Después de todas aquellas noches que había pasado tumbada en la cama, temiendo por él, preguntándose dónde se encontraría en ese momento y si estaría a salvo. De todas aquellas mañanas en las que tenía el corazón en un puño mientras trataba de hablar tranquilamente con su prima Clara de las noticias que traían los periódicos. ¿Decían algo importante? ¿Había anuncios de bodas, nacimientos, compromisos rotos? ¿Venía la captura de algún bandolero? Oh, sí, qué aburrimiento. No, gracias, no se sentía con ánimos para ir al teatro aquella noche.
Y después, el mismo día, el anuncio de la captura de S.T., del indulto y de su llegada a Londres.
Y ella había esperado.
¿Por qué? ¿Por qué permitía que le doliese tanto?
No había esperado su amor, claro que no; no había confiado en él ni por un instante. Siempre había sabido qué tipo de hombre era. Y, pese a todo, mientras Silvering y todo lo que quedaba de su vida era pasto de las llamas ante sus propios ojos, ella se había vuelto de espaldas y le había entregado su corazón y su ser.

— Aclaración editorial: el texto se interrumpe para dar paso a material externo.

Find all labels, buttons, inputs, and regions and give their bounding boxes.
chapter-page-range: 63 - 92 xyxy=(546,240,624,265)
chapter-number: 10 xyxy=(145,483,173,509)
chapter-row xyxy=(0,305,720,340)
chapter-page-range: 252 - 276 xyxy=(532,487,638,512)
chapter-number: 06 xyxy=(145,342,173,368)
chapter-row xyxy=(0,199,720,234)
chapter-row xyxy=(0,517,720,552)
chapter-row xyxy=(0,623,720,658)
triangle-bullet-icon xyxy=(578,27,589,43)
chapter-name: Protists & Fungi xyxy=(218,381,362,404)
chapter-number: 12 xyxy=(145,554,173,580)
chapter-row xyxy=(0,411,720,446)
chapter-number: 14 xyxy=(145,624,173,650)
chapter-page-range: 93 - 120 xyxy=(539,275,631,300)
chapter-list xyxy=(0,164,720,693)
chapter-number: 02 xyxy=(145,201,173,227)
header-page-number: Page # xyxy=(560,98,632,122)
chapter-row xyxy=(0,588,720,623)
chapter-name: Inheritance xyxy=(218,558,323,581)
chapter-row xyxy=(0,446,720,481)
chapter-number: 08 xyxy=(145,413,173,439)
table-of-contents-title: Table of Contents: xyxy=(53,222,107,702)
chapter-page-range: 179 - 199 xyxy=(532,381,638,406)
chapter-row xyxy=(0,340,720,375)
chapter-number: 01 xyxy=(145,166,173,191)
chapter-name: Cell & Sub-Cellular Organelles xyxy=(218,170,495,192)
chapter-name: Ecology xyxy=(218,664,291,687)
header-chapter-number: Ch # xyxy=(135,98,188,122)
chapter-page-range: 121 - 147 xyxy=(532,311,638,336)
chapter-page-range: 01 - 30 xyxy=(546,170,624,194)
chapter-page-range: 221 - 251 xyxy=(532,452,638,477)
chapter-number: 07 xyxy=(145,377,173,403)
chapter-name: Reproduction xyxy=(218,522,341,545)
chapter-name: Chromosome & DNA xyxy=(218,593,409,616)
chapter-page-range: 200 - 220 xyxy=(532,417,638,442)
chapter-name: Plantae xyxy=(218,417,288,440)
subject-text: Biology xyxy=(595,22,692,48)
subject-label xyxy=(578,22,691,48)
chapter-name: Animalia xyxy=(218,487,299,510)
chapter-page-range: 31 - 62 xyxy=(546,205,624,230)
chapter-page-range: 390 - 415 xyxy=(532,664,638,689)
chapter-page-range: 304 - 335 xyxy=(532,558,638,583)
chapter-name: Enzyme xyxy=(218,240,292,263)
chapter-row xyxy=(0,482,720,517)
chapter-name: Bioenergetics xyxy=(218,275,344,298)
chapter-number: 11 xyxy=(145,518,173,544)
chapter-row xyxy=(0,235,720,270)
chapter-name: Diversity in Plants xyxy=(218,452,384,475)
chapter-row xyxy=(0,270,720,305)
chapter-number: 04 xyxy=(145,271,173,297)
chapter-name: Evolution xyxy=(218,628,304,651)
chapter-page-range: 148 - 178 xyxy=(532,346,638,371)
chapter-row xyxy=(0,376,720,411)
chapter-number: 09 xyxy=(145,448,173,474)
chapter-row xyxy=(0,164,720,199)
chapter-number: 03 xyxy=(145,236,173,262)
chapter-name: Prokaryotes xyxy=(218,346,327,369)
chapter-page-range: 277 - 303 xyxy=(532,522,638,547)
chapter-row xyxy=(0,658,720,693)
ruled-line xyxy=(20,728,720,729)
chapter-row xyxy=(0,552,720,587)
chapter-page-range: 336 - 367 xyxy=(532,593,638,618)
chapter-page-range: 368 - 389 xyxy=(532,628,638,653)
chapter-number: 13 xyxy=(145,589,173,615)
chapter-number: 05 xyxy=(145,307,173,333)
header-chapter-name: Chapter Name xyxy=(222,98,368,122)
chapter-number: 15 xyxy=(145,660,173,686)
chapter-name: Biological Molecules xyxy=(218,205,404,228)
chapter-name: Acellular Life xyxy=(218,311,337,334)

¿Por qué no había ido a verla?
Lo odiaba con toda su alma. El odio parecía ser el motor de su vida; seguía odiando a Jamie Chilton en su tumba, y a Paloma de la Paz, y a todas aquellas tontas jovencitas que habían acudido a Leigh y le habían dicho que el señor Maitland las había enviado porque ella sabría lo que había que hacer.